In Leipzig stellten sich am Montagabend rund 30.000 Menschen dem Aufmarsch des Pegida-Ablegers Legida entgegen. Dabei kam es vereinzelt zu Rangeleien. In München nahmen rund 20.000 Menschen an einer Demonstration unter dem Motto "München ist bunt" teil. Bei einer großen Gegendemonstration in Hannover zählten die Veranstalter 17.000 Teilnehmer.

In Saarbrücken versammelten sich 9000 Menschen zur Protestdemonstration unter dem Motto "Bunt statt braun". Das gesamte saarländische Kabinett beteiligte sich an der Demonstration.

Spitzen von Staat und Gesellschaft wollen Dienstag demonstrieren

Die Spitzen von Staat und Gesellschaft wollen an diesem Dienstag (18 Uhr) gemeinsam am Brandenburger Tor in Berlin mit den Muslimen in Deutschland gegen islamistischen Terror und für ein friedliches Zusammenleben der Religionen demonstrieren. Unter anderem ist eine Rede von Bundespräsident Joachim Gauck geplant.

Auch interessant

Bundeskanzlerin Angela Merkel (CDU) warnte nach den Terroranschlägen in Paris mit 17 Toten vor einer pauschalen Verurteilung der rund vier Millionen Muslime, die in Deutschland leben. Der frühere Bundespräsident Christian Wulff hatte gesagt, der Islam gehöre zu Deutschland. "Dieser Meinung bin ich auch", sagte Merkel in Berlin nach einem Treffen mit dem türkischen Ministerpräsidenten Ahmet Davutoglu.

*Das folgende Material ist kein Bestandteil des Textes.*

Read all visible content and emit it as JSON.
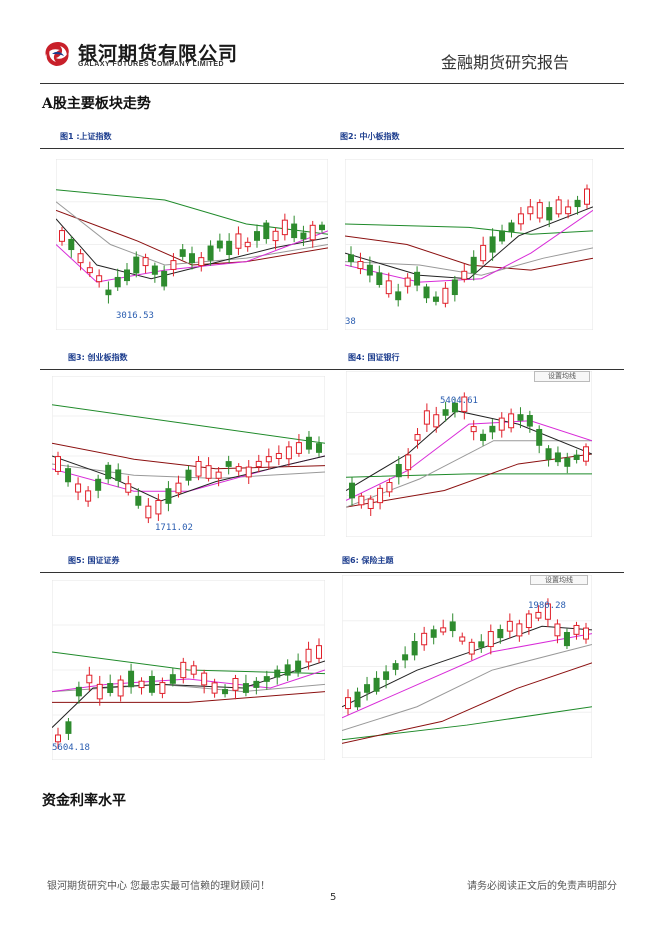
{
  "header": {
    "logo_cn": "银河期货有限公司",
    "logo_en": "GALAXY FUTURES COMPANY LIMITED",
    "report_title": "金融期货研究报告"
  },
  "section1_title": "A股主要板块走势",
  "section2_title": "资金利率水平",
  "figures": [
    {
      "caption": "图1 :上证指数",
      "annotation": "3016.53"
    },
    {
      "caption": "图2: 中小板指数",
      "annotation": "38"
    },
    {
      "caption": "图3: 创业板指数",
      "annotation": "1711.02"
    },
    {
      "caption": "图4: 国证银行",
      "annotation": "5404.61",
      "button": "设置均线"
    },
    {
      "caption": "图5: 国证证券",
      "annotation": "5604.18"
    },
    {
      "caption": "图6: 保险主题",
      "annotation": "1980.28",
      "button": "设置均线"
    }
  ],
  "footer": {
    "left": "银河期货研究中心 您最忠实最可信赖的理财顾问！",
    "right": "请务必阅读正文后的免责声明部分",
    "page": "5"
  },
  "colors": {
    "up": "#e0202a",
    "down": "#2e8b2e",
    "ma_black": "#222222",
    "ma_magenta": "#d82bd8",
    "ma_grey": "#999999",
    "ma_green": "#1f8a2a",
    "ma_darkred": "#8b1010",
    "annotation": "#2a5db0"
  }
}
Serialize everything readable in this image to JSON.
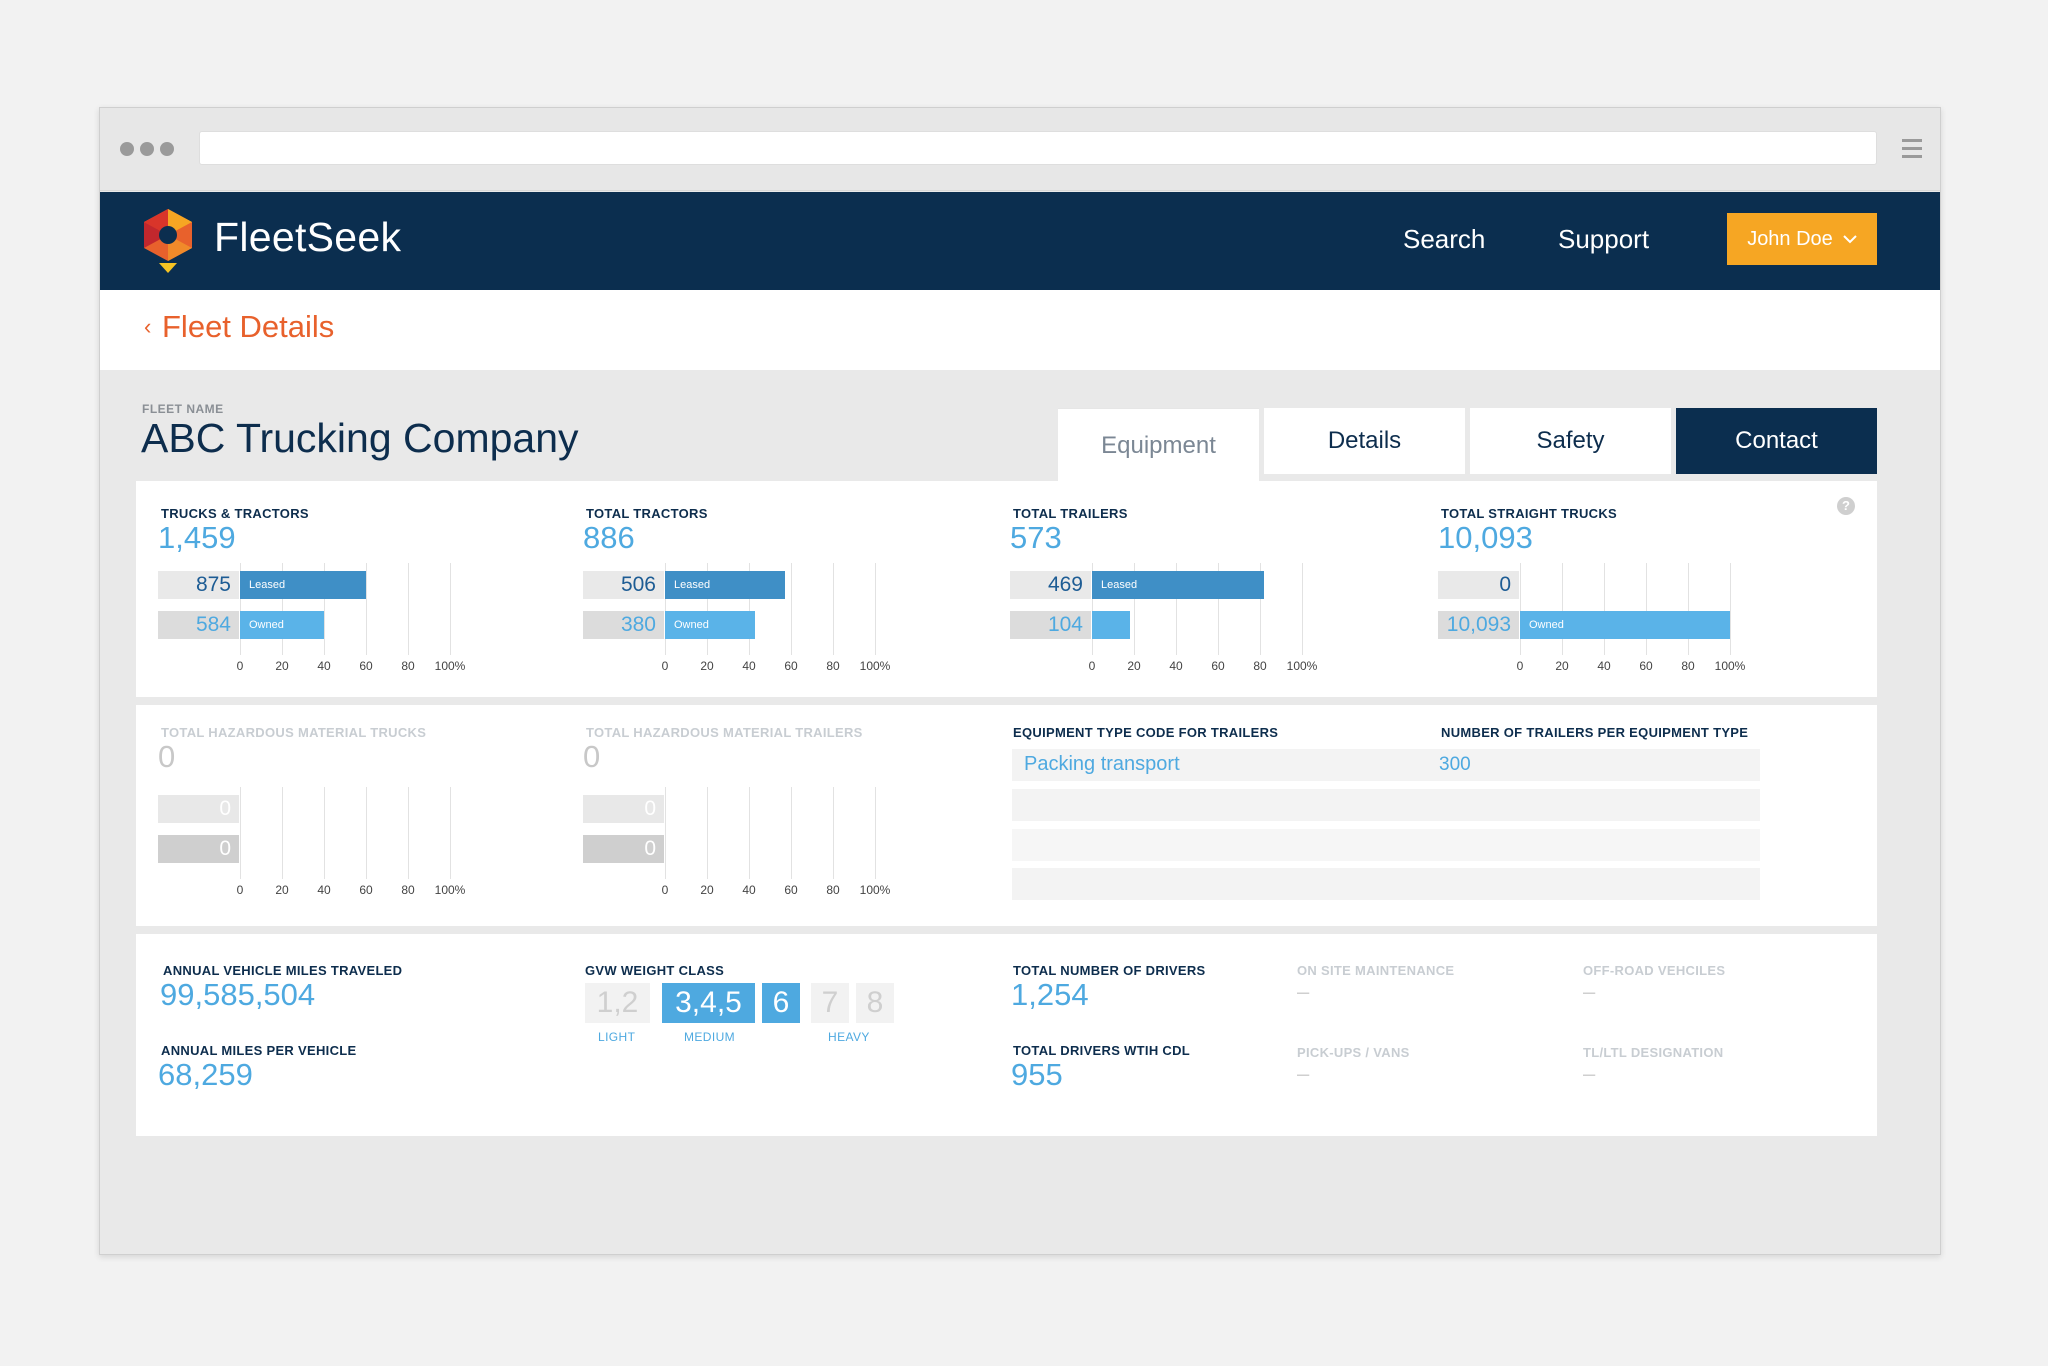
{
  "app": {
    "brand": "FleetSeek"
  },
  "nav": {
    "search": "Search",
    "support": "Support",
    "user": "John Doe"
  },
  "breadcrumb": {
    "chevron": "‹",
    "label": "Fleet Details"
  },
  "fleet": {
    "label": "FLEET NAME",
    "name": "ABC Trucking Company"
  },
  "tabs": [
    {
      "label": "Equipment",
      "active": true
    },
    {
      "label": "Details"
    },
    {
      "label": "Safety"
    },
    {
      "label": "Contact"
    }
  ],
  "ticks": [
    "0",
    "20",
    "40",
    "60",
    "80",
    "100%"
  ],
  "help": "?",
  "stats": [
    {
      "label": "TRUCKS & TRACTORS",
      "value": "1,459",
      "rows": [
        {
          "count": "875",
          "pct": 60,
          "tag": "Leased"
        },
        {
          "count": "584",
          "pct": 40,
          "tag": "Owned"
        }
      ]
    },
    {
      "label": "TOTAL TRACTORS",
      "value": "886",
      "rows": [
        {
          "count": "506",
          "pct": 57,
          "tag": "Leased"
        },
        {
          "count": "380",
          "pct": 43,
          "tag": "Owned"
        }
      ]
    },
    {
      "label": "TOTAL TRAILERS",
      "value": "573",
      "rows": [
        {
          "count": "469",
          "pct": 82,
          "tag": "Leased"
        },
        {
          "count": "104",
          "pct": 18,
          "tag": ""
        }
      ]
    },
    {
      "label": "TOTAL STRAIGHT TRUCKS",
      "value": "10,093",
      "rows": [
        {
          "count": "0",
          "pct": 0,
          "tag": ""
        },
        {
          "count": "10,093",
          "pct": 100,
          "tag": "Owned"
        }
      ]
    }
  ],
  "hazmat": [
    {
      "label": "TOTAL HAZARDOUS MATERIAL TRUCKS",
      "value": "0",
      "rows": [
        {
          "count": "0"
        },
        {
          "count": "0"
        }
      ]
    },
    {
      "label": "TOTAL HAZARDOUS MATERIAL TRAILERS",
      "value": "0",
      "rows": [
        {
          "count": "0"
        },
        {
          "count": "0"
        }
      ]
    }
  ],
  "equipment": {
    "code_label": "EQUIPMENT TYPE CODE FOR TRAILERS",
    "count_label": "NUMBER OF TRAILERS PER EQUIPMENT TYPE",
    "rows": [
      {
        "code": "Packing transport",
        "count": "300"
      }
    ]
  },
  "miles": {
    "annual_label": "ANNUAL VEHICLE MILES TRAVELED",
    "annual_value": "99,585,504",
    "per_label": "ANNUAL MILES PER VEHICLE",
    "per_value": "68,259"
  },
  "gvw": {
    "label": "GVW WEIGHT CLASS",
    "boxes": [
      "1,2",
      "3,4,5",
      "6",
      "7",
      "8"
    ],
    "captions": [
      "LIGHT",
      "MEDIUM",
      "HEAVY"
    ]
  },
  "drivers": {
    "total_label": "TOTAL NUMBER OF DRIVERS",
    "total_value": "1,254",
    "cdl_label": "TOTAL DRIVERS WTIH CDL",
    "cdl_value": "955"
  },
  "misc": {
    "onsite_label": "ON SITE MAINTENANCE",
    "onsite_value": "–",
    "offroad_label": "OFF-ROAD VEHCILES",
    "offroad_value": "–",
    "pickups_label": "PICK-UPS / VANS",
    "pickups_value": "–",
    "tl_label": "TL/LTL DESIGNATION",
    "tl_value": "–"
  },
  "colors": {
    "navy": "#0b2e4f",
    "orange": "#f6a623",
    "accent_blue": "#4ea9e0",
    "leased_blue": "#3f8fc6",
    "breadcrumb": "#e8612c"
  }
}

In München machten sich Anti-Pegida-Demonstranten auf Transparenten für "Freiheit und Toleranz" stark. "Wir stehen hier, weil wir das Feld nicht denen überlassen wollen, die versuchen, unsere Gesellschaft zu spalten", rief Oberbürgermeister Dieter Reiter (SPD) bei der Kundgebung.

In Berlin demonstrierten rund 4000 Menschen gegen die Pegida-Bewegung. Sie zogen vom Bundeskanzleramt zum Brandenburger Tor. Auf Transparenten stand mit Bezug auf die Terroranschläge von Paris und die deutsche Pegida-Bewegung: "Wir sind Charlie. Wir sind nicht Pegida." Auf der anderen Seite des Berliner Wahrzeichens versammelten sich etwa 400 Anhänger des Berliner Pegida-Ablegers Bärgida. Nach Auskunft der Polizei blieb es friedlich. (mit dpa)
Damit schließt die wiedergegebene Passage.